Growing interest in sophisticated inspection

Synthetic ropes and hybrid cables made with Dyneema® can also be inspected visually, but because of the high number of UHMWPE fibers compared to the thicker steel wires, it is harder to assess their condition accurately. The result is that decisions about retirement dates are often based on highly conservative models rather than reality.“A synthetic rope is based on a high number of fibers and although this increases the level of redundancy in a positive way, it makes also more difficult to come up with a very clear retirement criterion for unexperienced users,” says Paul Smeets, Application Development Manager at DSM Dyneema. “A visual inspection is always a bit subjective and it needs a certain craftsmanship to come with a good number. With synthetic ropes increasingly replacing steel wire ropes in demanding situations, there is growing interest in having more sophisticated ways to predict residual life next to visual inspection.

Recognizing that a more sophisticated methodology would benefit end customers, researchers at DSM Dyneema are exploring more scientific testing methods. Among these is one that involves the use of thermal analysis to evaluate the structural integrity of synthetic ropes and synthetic/steel hybrids under bending fatigue conditions.

A new technique for inspecting UHMWPE ropes

The initial findings have been documented in a study called New Approaches for Studying UHMWPE Thermal Behavior that is available as a free download. The study explores the use of various calorimetric techniques – isothermal, conventional and fast scanning calorimetry – to rank and monitor the structural integrity of UHMWPE ropes and hybrid cables made of steel wire and UHMWPE.

"As is the case with steel wire, the crystalline structure of Dyneema® changes with use. With DSC (Differential Scanning Calorimetry) it is possible to capture these modifications for HMPE” says Daniel Istrate- Scientist Morphology- Thermal Analysis at DSM, who is one of the study’s authors. “Not only the DSC peak basic characteristics (e.g. temperature, area, height, shape, etc.) show a relationship to material history, but also its dependency on the heating rate applied.” And knowing this makes it possible to design a tool for performing either in-service or post-service analysis of ropes to achieve performance feedback or to understand any deterioration levels.

Turning a known unknown into a known known

It’s long been known that the melting behavior of UHMWPE can change with thermal history, but the idea to use this to measure fatigue and residual life expectancy was only picked up some years ago when developing ropes with Dyneema® for high-end applications . It was this that led the team to make the connection between use, melting behavior and remaining life expectancy. “We knew of the properties but had never connected them to lifetime,” says Smeets. “That was the new step.

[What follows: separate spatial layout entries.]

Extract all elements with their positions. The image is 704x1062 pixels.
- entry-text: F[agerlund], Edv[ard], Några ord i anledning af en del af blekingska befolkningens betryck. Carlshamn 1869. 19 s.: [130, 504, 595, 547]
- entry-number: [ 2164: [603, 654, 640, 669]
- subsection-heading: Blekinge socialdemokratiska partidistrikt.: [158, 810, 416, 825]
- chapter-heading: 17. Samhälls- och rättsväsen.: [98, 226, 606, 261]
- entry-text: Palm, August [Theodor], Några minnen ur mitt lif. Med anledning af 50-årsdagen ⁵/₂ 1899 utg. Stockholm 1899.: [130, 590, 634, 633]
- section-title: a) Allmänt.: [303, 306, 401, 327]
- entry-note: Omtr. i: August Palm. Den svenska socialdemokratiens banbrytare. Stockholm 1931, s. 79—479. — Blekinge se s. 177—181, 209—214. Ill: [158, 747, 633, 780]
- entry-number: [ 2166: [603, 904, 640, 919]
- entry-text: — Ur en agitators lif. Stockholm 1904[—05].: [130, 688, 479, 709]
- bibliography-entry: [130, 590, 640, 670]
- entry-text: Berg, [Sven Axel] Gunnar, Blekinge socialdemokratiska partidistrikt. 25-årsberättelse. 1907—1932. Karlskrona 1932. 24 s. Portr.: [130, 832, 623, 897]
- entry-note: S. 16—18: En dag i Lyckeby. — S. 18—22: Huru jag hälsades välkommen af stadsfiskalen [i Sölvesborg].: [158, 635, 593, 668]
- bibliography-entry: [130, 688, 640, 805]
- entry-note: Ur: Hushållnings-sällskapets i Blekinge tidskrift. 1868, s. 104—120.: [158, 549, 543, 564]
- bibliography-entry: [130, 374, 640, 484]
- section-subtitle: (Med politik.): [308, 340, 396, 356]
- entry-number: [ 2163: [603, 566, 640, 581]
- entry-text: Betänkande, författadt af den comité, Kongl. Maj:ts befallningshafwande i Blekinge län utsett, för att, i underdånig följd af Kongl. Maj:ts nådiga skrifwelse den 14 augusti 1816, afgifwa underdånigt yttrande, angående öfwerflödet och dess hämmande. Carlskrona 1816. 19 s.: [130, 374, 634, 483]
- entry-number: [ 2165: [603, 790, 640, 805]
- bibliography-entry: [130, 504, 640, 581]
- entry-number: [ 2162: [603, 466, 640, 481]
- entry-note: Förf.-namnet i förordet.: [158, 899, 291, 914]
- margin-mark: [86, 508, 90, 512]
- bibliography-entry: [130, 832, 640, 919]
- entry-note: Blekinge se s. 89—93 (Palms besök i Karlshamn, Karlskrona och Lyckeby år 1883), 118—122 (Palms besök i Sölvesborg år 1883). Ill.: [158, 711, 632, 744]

While promising, there remain a number of challenges to the thermal analysis approach. “It’s a time consuming test method,” says Smeets, “and we need to fine-tune some aspects . We need to perform more testing to further check if the calibration line is statistically sound. You also need a lab and qualified persons, which means it probably cannot be done e.g. offshore or during operation but preferably at service intervals . We need to look further at these issues.

But even if thermal analysis is not there yet – and it’s just one of several possible methodologies that DSM Dyneema is exploring – the results do at least confirm that it is possible to develop more sophisticated residual life tests for high-performance synthetic ropes. The question is no longer if, but when.